The qualities which are attributed to the Muslim characters in the movie the American Sniper are significantly very much opposing to the American society and, therefore, a great threat to American stability. The way the otherness is given to the Muslim characters is operating to erase the actual Muslim determinations, thereby enforcing some of the differences and the need to keep themselves safe from the other's actual otherness. The qualities of otherness are forcibly thrown in the Islamic body to have the Self in a more powerful position. The politics of construction of the self and its Other is very diligently working in this film. The way Chris Kyle and Mustafa are designed and assigned with duties are suggestive of the American politics of dissemination of Islamic world as terrifying and dangerous for the sophistication of the West.

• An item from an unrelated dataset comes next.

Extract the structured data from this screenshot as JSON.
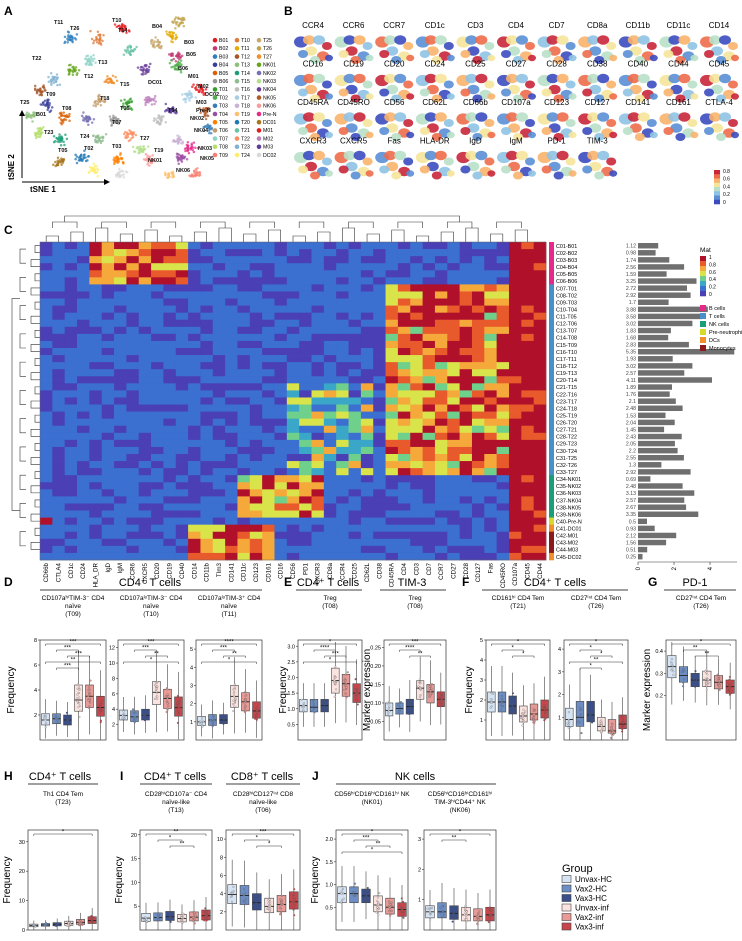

Chris Kyle as a sharpshooter is glorified as a man of the better world with an exigency to remove all the evils of the world while Mustafa as a sharpshooter has been treated with all the evils advancing through his hands.

Conclusion:

This research article has been a modest attempt for the critical analysis of Muslim images and representation in the particular film American Sniper as part of the bigger Hollywood Film Industry which operates for the creation and dissemination of Islamic body as a depot of terror and violence leading to greater crisis for some non-Muslim countries like America. Here, Iraq has been depicted as a center of acts of violence terrorizing the American stability. American sniper as the savior of the world from any upcoming danger, Iraqi sniper as a destroyer of the international peace, and duty of an American sniper to give this violence a final touch by killing the masterminds of the mission are very tricklingly shown in this movie. The Muslim characters as others of the Western self have been constructed as part of a defensive action of American society. Muslim characters as complete others of the American society is nothing but a  fabrication of the American world that attempts to shape and reshape  the self strong and vigilant by creating  an exigency of an other from which there should be a continual struggle to make the American world better and greater in every aspect.

Works Cited

 American Sniper. Directed by Clint Eastwood, Village Roadshow Picture, 2014

Green, Todd H. Fear of Islam: An Introduction to Islamophobia in the West. Fortress Press, 2015.

Hand, Sean. Emmanuel Levinas (1st ed.) Routledge, 2009.

Levinas, Emmanuel. Totality and Infinity: An Essay on Exteriority. Duquesne University Press, 2007.

Zero Dark Thirty. Directed by Kathryn Bigelow, Columbia Pictures, 2012.